Een ander verschil was dat er niet gepraat werd tijdens de les. Nakazono sensei had altijd veel over filosofie gepraat, soms een halfuur van een les. Tissier dacht toen dat een les aikido zo moest zijn: de leraar toont iets, geeft uitleg, daarna wordt er gewerkt. In Japan ging dat zo niet. De lessen waren daar meer gestandardiseerd. Meester Ueshiba begon met ikkyo, dan nikkyo,sankyo, yonkyo, dan irimi nage, een uur lang zonder uitleg. De volgende dag, dezelfde technieken, op andere aanvallen. De volgende dagen, altijd hetzelfde. Er waren geen lessen filosofie, alleen training. Het was simpel, concreet, niet in de wolken. Af en toe een opmerking om iets te verbeteren, maar dat hoorde niet bij de les.
“Aikido is fysieke training, de filosofie zit in de technieken. Dat wisten wij niet in Frankrijk. In die tijd sprak iedereen over ki of kokyu. Doe dit met ki, doe dit met kokyu. Dat zijn woorden die ik in Japan bijna nooit hoorde. In Japan zegt men nooit: "doe dit of dat met ki", dat heeft geen betekenis. Men doet alles met ki, goede ki of slechte ki. In Frankrijk steunde men te veel op mysterieuze woordenschat, vaak om de zwakheid van een techniek te maskeren. Tegenwoordig is dat al iets minder.”
“Een belangrijk punt is ook de rol van uke. De aanvaller moet zijn rol met overtuiging spelen. Zonder aanval, zonder intentie, is er geen ontmoeting, geen communicatie. Dat is alsof men voorgesteld wordt aan een groep mensen en men geeft iemand een hand en ondertussen spreekt men tegen iemand anders. Men moet zien wat men doet en wat er gebeurt. Om een hand te geven moet er intentie en communicatie zijn, anderst stelt dat gebaar niets voor. De aanvaller heeft een actieve rol te spelen, en is niet zomaar iemand om uw pols vast te nemen. De aanval mag nog krachtig zijn, zonder communicatie stopt alles na de eerste verplaatsing.”
“Als bij tennis een speler de opslag geeft en de andere heeft niets gezien, is de match voorbij. Om echt tennis te spelen moet de bal heen en weer gaan. De tegenstander moet zich min of meer op hetzelfde niveau zetten. In aikido moet men mee bewegen met de partner. Als de aanvaller als een standbeeld blijft staan, wel men doet een verplaatsing en er is geen aanval meer. Zonder aanval is er geen beweging. Dit moet men goed begrijpen.” (Ja, Musashi). <<<Jean heeft dit hierbij geschreven!

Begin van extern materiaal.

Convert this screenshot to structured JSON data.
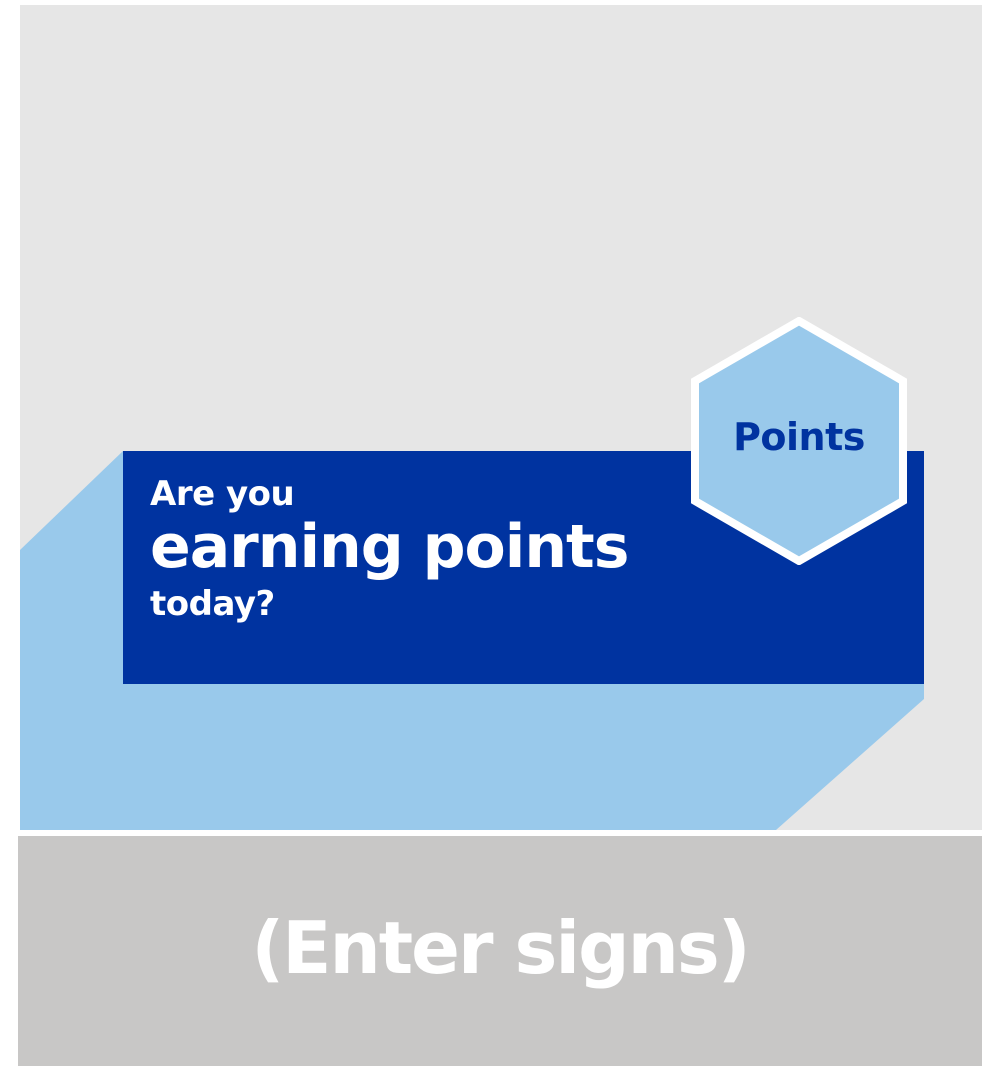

“Toen aikido in Europa werd ingevoerd, was judo een beetje het model, men trok meer aan mekaar. Men moet begrijpen dat in die tijd een 1'ste dan niemand boven zich had. Tegenwoordig kan die 1'ste dan op elke prutsstage met een 5'de dan werken. Er treedt een verfijning van de techniek op. In de geest van sommigen is er een tegenstelling tussen 'harde' en 'zachte' aikido. Juist aikido is niet slap, maar ook niet hard. Als men hard moet werken, moet blokkerer, zich beschermen, tegenwringen en kracht zetten, wil dat zeggen dat men niet genoeg techniek beheerst. Hoe beter de techniek in vergelijking met de tegenstander, hoe minder kracht er nodig is. Het is als men de techniek niet genoeg beheerst, dat men soms kracht nodig heeft, om zich te beschermen, omdat men bang is.”
Een laatste punt waarop Tissier de nadruk legde in het intervieuw, is het relativeren van mensen die beweren dat ze trainden onder Morihei Ueshiba. “Voor de meesten is dit niet waar. De oude garde die nu 60 jaar of ouder is, de “dinosaurussen”, zijn begonnen in de jaren 50, na de oorlog, toen Morihei al erg oud was. Ze hebben niet van hem leren vallen! Het was toen de zoon die les gaf, en andere grote meesters, zoals Yamaguchi sensei. O-sensei kwam af en toe langs in de les, hij nam hen soms mee voor demonstraties, hij vertelde verhalen. Hun leraar was echter de Doshu Kisshomaru Ueshiba en zij weten het zelf zeer goed. Het klinkt echter beter om te zeggen: "ik heb aikido geleerd van O-sensei".